I don’t have to go to Funderland to know that I hate it. Maybe there was a time in my life when Funderland would have been heaven on earth, but now, as I approach the ripe old age of 20, I can’t think of many things worse than spinning around in a Waltzer to the sound of pumping techno music and belligerent youths.

I’m sure at one stage or another I would have jumped at the opportunity to go to Funderland — then again, I also used to hanker to go to Butlins when I was younger. I remember thinking, wistfully, how I wish my parents were the cool sort, the ones who’d let their sons watch ‘Candyman’ and eat candy floss till they’re teeth hurt. I felt as if I was missing out on a rite-of-passage every young Dubliner was supposed to experience. Fortunately, that’s a sentiment I no longer have.

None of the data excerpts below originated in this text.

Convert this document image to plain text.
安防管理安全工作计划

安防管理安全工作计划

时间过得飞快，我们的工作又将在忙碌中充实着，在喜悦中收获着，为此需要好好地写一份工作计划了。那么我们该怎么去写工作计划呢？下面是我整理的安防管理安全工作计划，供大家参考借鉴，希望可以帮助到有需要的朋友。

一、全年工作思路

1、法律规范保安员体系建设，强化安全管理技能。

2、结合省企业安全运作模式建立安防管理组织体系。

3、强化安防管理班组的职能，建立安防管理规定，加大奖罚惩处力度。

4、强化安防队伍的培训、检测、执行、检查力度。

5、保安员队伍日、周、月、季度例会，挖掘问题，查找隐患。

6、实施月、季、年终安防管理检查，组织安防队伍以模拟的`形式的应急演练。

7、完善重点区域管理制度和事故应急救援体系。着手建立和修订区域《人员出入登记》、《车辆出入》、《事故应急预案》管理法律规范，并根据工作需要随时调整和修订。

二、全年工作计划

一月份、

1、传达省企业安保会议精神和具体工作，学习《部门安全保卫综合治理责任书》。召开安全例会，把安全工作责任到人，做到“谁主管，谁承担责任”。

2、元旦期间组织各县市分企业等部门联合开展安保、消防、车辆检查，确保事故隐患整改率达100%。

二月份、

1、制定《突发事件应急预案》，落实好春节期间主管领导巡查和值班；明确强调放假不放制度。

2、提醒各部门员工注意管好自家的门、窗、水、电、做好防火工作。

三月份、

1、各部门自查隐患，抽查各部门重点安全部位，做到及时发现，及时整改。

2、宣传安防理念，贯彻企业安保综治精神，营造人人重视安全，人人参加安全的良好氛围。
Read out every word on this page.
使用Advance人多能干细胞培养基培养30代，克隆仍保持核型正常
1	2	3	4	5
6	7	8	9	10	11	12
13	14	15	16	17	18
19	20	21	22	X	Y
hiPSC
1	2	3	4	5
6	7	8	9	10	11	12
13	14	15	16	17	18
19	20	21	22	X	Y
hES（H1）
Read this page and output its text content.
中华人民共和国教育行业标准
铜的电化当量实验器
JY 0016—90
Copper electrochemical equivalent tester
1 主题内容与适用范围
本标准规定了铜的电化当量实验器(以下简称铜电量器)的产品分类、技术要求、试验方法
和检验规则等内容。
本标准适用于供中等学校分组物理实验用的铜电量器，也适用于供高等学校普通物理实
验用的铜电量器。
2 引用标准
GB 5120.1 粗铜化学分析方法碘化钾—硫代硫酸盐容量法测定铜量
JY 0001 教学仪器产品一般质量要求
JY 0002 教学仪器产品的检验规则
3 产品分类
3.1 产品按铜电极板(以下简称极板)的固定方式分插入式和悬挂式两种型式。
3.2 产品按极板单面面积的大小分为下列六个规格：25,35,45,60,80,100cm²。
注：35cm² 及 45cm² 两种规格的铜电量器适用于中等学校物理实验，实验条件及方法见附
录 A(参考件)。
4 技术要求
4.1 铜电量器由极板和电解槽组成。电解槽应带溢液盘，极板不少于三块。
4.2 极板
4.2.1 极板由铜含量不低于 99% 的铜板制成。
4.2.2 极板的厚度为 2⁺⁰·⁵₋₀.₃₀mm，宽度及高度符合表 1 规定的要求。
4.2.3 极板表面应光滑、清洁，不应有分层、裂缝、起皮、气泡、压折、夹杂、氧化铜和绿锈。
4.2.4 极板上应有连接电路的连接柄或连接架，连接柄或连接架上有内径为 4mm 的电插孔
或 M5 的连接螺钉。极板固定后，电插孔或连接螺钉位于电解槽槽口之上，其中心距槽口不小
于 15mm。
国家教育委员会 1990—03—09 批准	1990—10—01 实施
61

It’s the human element that puts me off Funderland these days. To be honest, the promise of Bumper Cars gets me just as excited as it did when I was ten. No, it’s the throng of people that would get to me; people on all sorts — booze, pills, clouds of candy floss. I don’t want to come across as a complete snob, but Funderland does tend to attract the worst elements of Dublin. I remember a friend of mine telling me in the playground the following day how he’d seen a couple of boozed-up blokes going at one another hammer and tongs in front of the ferris wheel. That’s not I want to see — if I did I’d just head to Harcourt St. on a Saturday night. I bet the A&E units across the city are jam-packed the weekend Funderland comes to town.

Funderland’s rides might all be in disrepair and run by a bunch of inbred Cyclops and I wouldn’t care so long as the people there were there to enjoy the rides and keep to themselves. But alas, people just go and have to ruin it for everyone!  Maybe I should have saved this rant until I arrive at the letter P. Maybe I don’t hate Funderland? Maybe I hate people?